Performs Kolmogorov-Smirnov goodness-of-fit test for the hypothesis that the sample comes from a gamma distribution. The statistic compares the empirical distribution function with the theoretical gamma cumulative distribution function.

Hypothesis of Gamma Distribution The null hypothesis is that the data comes from a gamma distribution with positive shape parameter alpha and positive rate parameter beta.

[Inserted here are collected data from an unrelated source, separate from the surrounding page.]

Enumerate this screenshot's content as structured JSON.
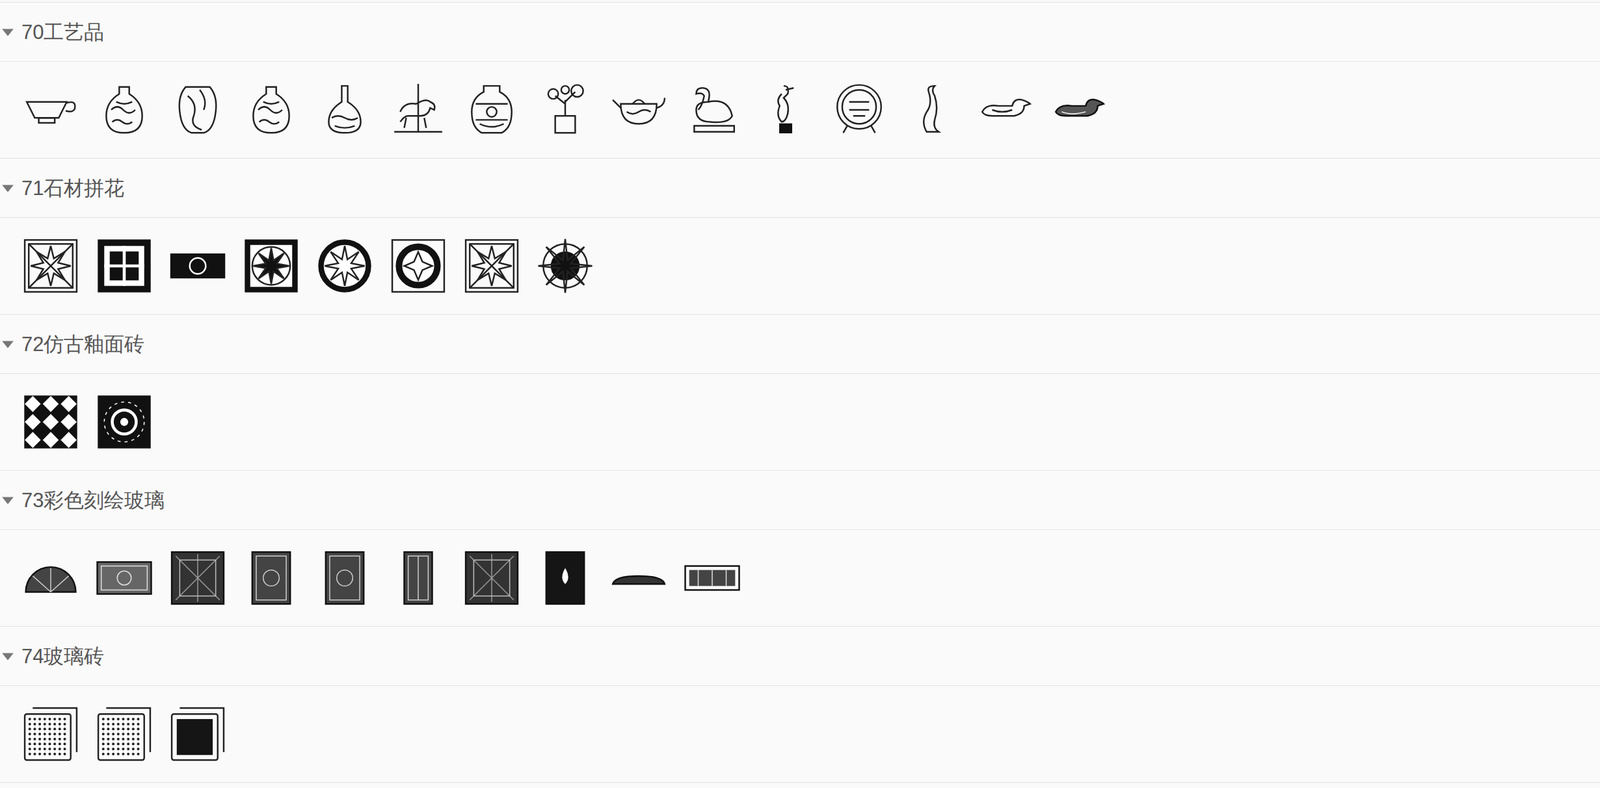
{
  "sections": [
    {
      "title": "70工艺品",
      "expanded": true,
      "items": [
        {
          "kind": "bowl"
        },
        {
          "kind": "vase"
        },
        {
          "kind": "jar-tall"
        },
        {
          "kind": "vase"
        },
        {
          "kind": "bottle"
        },
        {
          "kind": "horse"
        },
        {
          "kind": "jar"
        },
        {
          "kind": "bonsai"
        },
        {
          "kind": "teapot"
        },
        {
          "kind": "swan"
        },
        {
          "kind": "crane"
        },
        {
          "kind": "plate"
        },
        {
          "kind": "bird"
        },
        {
          "kind": "duck"
        },
        {
          "kind": "duck-dark"
        }
      ]
    },
    {
      "title": "71石材拼花",
      "expanded": true,
      "items": [
        {
          "kind": "square-star"
        },
        {
          "kind": "square-grid"
        },
        {
          "kind": "strip"
        },
        {
          "kind": "square-compass"
        },
        {
          "kind": "round-star"
        },
        {
          "kind": "square-circle"
        },
        {
          "kind": "square-star"
        },
        {
          "kind": "round-compass"
        }
      ]
    },
    {
      "title": "72仿古釉面砖",
      "expanded": true,
      "items": [
        {
          "kind": "tile-pattern"
        },
        {
          "kind": "tile-circle"
        }
      ]
    },
    {
      "title": "73彩色刻绘玻璃",
      "expanded": true,
      "items": [
        {
          "kind": "arc"
        },
        {
          "kind": "panel-wide"
        },
        {
          "kind": "panel"
        },
        {
          "kind": "panel-mid"
        },
        {
          "kind": "panel-mid"
        },
        {
          "kind": "panel-narrow"
        },
        {
          "kind": "panel"
        },
        {
          "kind": "panel-dark"
        },
        {
          "kind": "arc-flat"
        },
        {
          "kind": "panel-strip"
        }
      ]
    },
    {
      "title": "74玻璃砖",
      "expanded": true,
      "items": [
        {
          "kind": "glass-dots"
        },
        {
          "kind": "glass-dots"
        },
        {
          "kind": "glass-dark"
        }
      ]
    }
  ]
}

Test Statistic The statistic is based on the maximum distance between the empirical distribution function and the reference gamma cumulative distribution function.

Usage

from pysatl_criterion.statistics.goodness_of_fit import (
    KolmogorovSmirnovGammaGofStatistic,
)


test_statistic = KolmogorovSmirnovGammaGofStatistic(alpha=2, beta=1)
statistic_result = test_statistic.execute_statistic([0.42, 0.77, 1.05, 1.48, 1.96, 2.34, 3.12])
print(statistic_result)

Arguments

alpha - positive shape parameter of the gamma distribution. Default value is 1.0.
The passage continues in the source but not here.